Let $m$ be a positive integer and let $\omega(m)$ be the number of distinct prime factors of $m$. The Erdos-Kac theorem, see here, is the following: For all $x \in \mathbb{R}$, $$ \lim_{n \to \infty}\left(\dfrac{1}{n} \# \left\{m \leq n \ : \ \dfrac{\omega(m) - \log\log n}{\sqrt{\log\log n}} \leq x\right\} \right) = \Phi(x) := \dfrac{1}{\sqrt{2\pi}}\int_{-\infty}^x e^{-\frac{t^2}{2}} \text{dt}. $$ This means that the probability, of a positive integer $m$ having $w$ prime factors given that it was chosen uniformly at random in $[1,n]$, is asymptotically given by the Guassian: $$\mathbb{P}(\omega = w) \sim f(w; \mu, \sigma) := \frac{1}{\sqrt{2\pi}\sigma} e^{-\frac{(w - \mu)^2}{2\sigma^2}},$$ where $\mu = \log\log n$ and $\sigma = \sqrt \mu$.
Time for a silly question: Since $m > 0$ by assumption, it is clear that if $w \leq 0$, then $\mathbb{P}(\omega = w) = 0$. However $f(w; \mu, \sigma) \neq 0$ for all $w \in \mathbb{R}$, and $0 \not\sim$ to anything different from $0$. What is happening?? That is the set $$ K_n(w) = \{1 \leq m \leq n \ : \ \omega(m) = w \} $$ is empty for all $n$ if $w = 0$. Hence $\frac{1}{n} \# K_n(0) \to 0$ as $n \to \infty$ but $f(0; \mu, \sigma)= \frac{1}{\sqrt{2\pi}\sigma} e^{-\frac{\mu^2}{2\sigma^2}} \neq 0$.
Not to be harsh, but the paragraph that begins "This means that..." is completely false.
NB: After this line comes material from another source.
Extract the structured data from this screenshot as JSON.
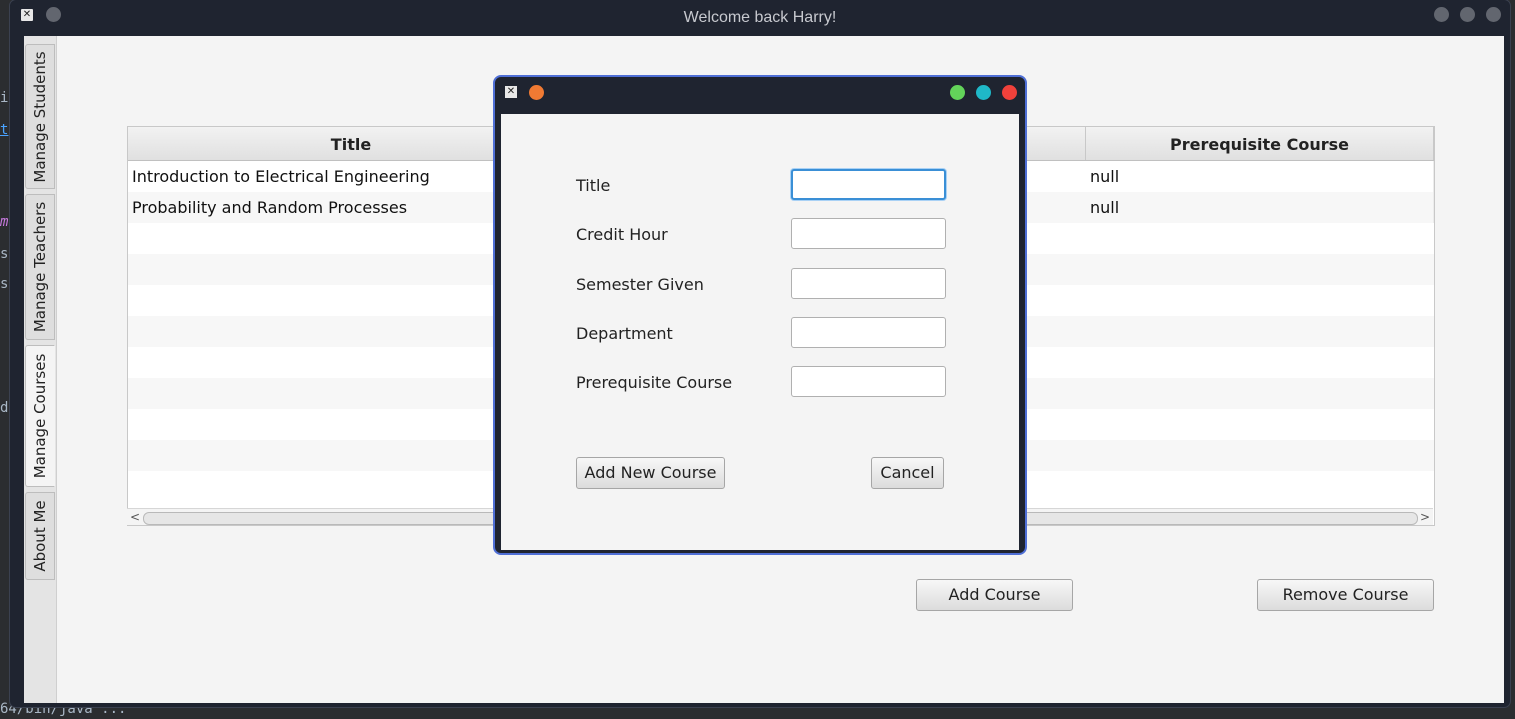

This simply does not follow from the Erdos-Kac Theorem. Your confusion has nothing to do with this particular result, but seems to be about weak convergence in general.
Take an easier example: let $X$ be standard normal and consider the sequence $X,X,X,\dots$. This sequence converges to a standard normal random variable, and yet the equation $$\mathbb{P}(X=x)\sim {1\over\sqrt{2\pi}} e^{-x^2/2}\tag1 $$ is false. Weak convergence makes no guarantees about $\mathbb{P}(X=x)$ for individual $x$.
As for the silly question, you have to subtract $\log\log n$ from $\omega(m)$ before you get meaningful convergence results. That is, the Erdos-Kac result makes no claim about your set $K_n(w).$